It’s also worth knowing that growth chart standards vary. The World Health Organization uses a different statistical method (based on standard deviations rather than percentile cutoffs) and applies stricter thresholds for young children under five. This means a child classified as overweight by CDC standards might not be classified the same way under WHO standards, especially in early childhood. After age five, the two systems align more closely.
Standardized Test Scores
On exams like the SAT, GRE, or state achievement tests, your percentile rank tells you how you performed relative to other test-takers in a reference group. An 85th percentile score means you outperformed roughly 85% of the people in that comparison group. Percentile ranks on standardized tests range from 1 to 99 and are one of the most common ways scores get reported to students and parents.

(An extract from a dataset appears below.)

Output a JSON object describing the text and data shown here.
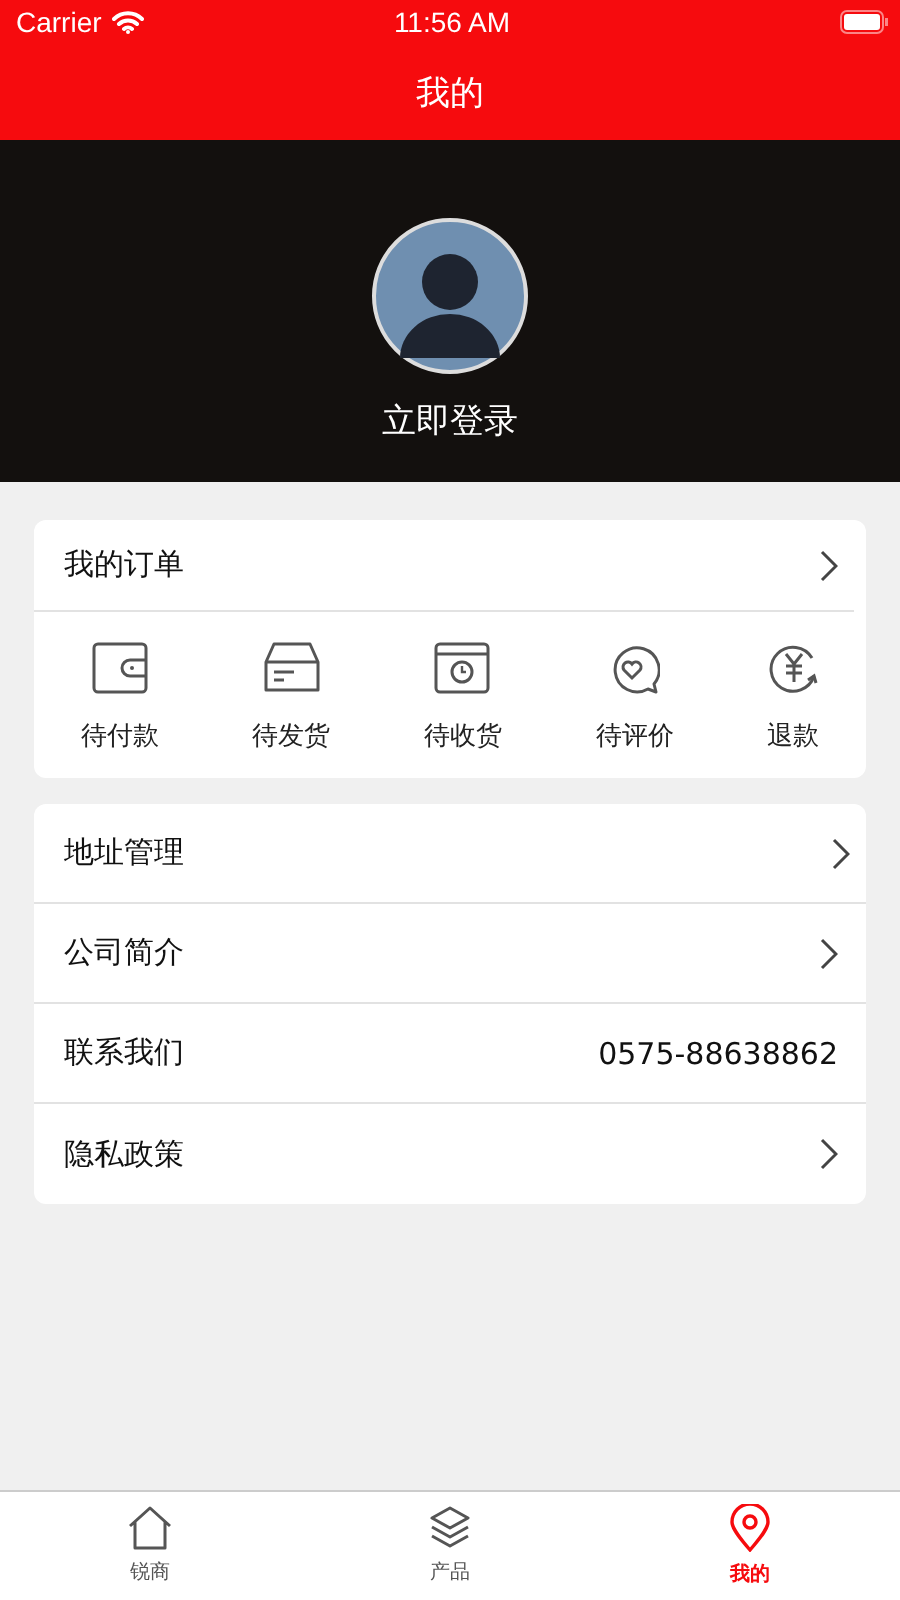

The critical thing to remember: your percentile rank is not the percentage of questions you got right. A student who answers 72% of questions correctly could land at the 85th percentile if the test was difficult and most students scored lower. Conversely, answering 85% of questions correctly on an easy test might place you well below the 85th percentile if nearly everyone else also did well. The percentile always depends on how the rest of the group performed.
Speed Limits and Traffic Engineering
Traffic engineers use the 85th percentile in a way that surprises most people. When setting speed limits on a road, they often measure the speeds drivers naturally choose and then look at the 85th percentile speed, the speed at or below which 85% of drivers travel. According to the Federal Highway Administration, drivers traveling above the 85th percentile speed are considered to be exceeding what’s safe and reasonable for that road’s conditions.
The logic is practical: most drivers instinctively choose a speed that feels appropriate for the road’s design, visibility, and traffic. The 85th percentile captures the upper boundary of that natural behavior. Setting speed limits near this value is intended to create a limit that most drivers will comply with while flagging the fastest 15% as outliers. It’s one of the most widely used applications of the 85th percentile outside of health and education.
What the 85th Percentile Doesn’t Tell You
Percentiles show rank, not magnitude. Knowing someone is at the 85th percentile for height tells you they’re taller than most of their peers, but it doesn’t tell you their actual height in inches or centimeters. It also doesn’t tell you how spread out the data is. In a group where heights barely vary, the difference between the 50th and 85th percentile might be an inch. In a group with wide variation, it could be several inches.
Percentiles also depend entirely on the reference group. A student at the 85th percentile nationally might be at the 60th percentile within a competitive school district, or the 95th percentile in a less competitive one. The number only means something in the context of the specific population it’s measured against. When you see a percentile rank, it’s always worth asking: compared to whom?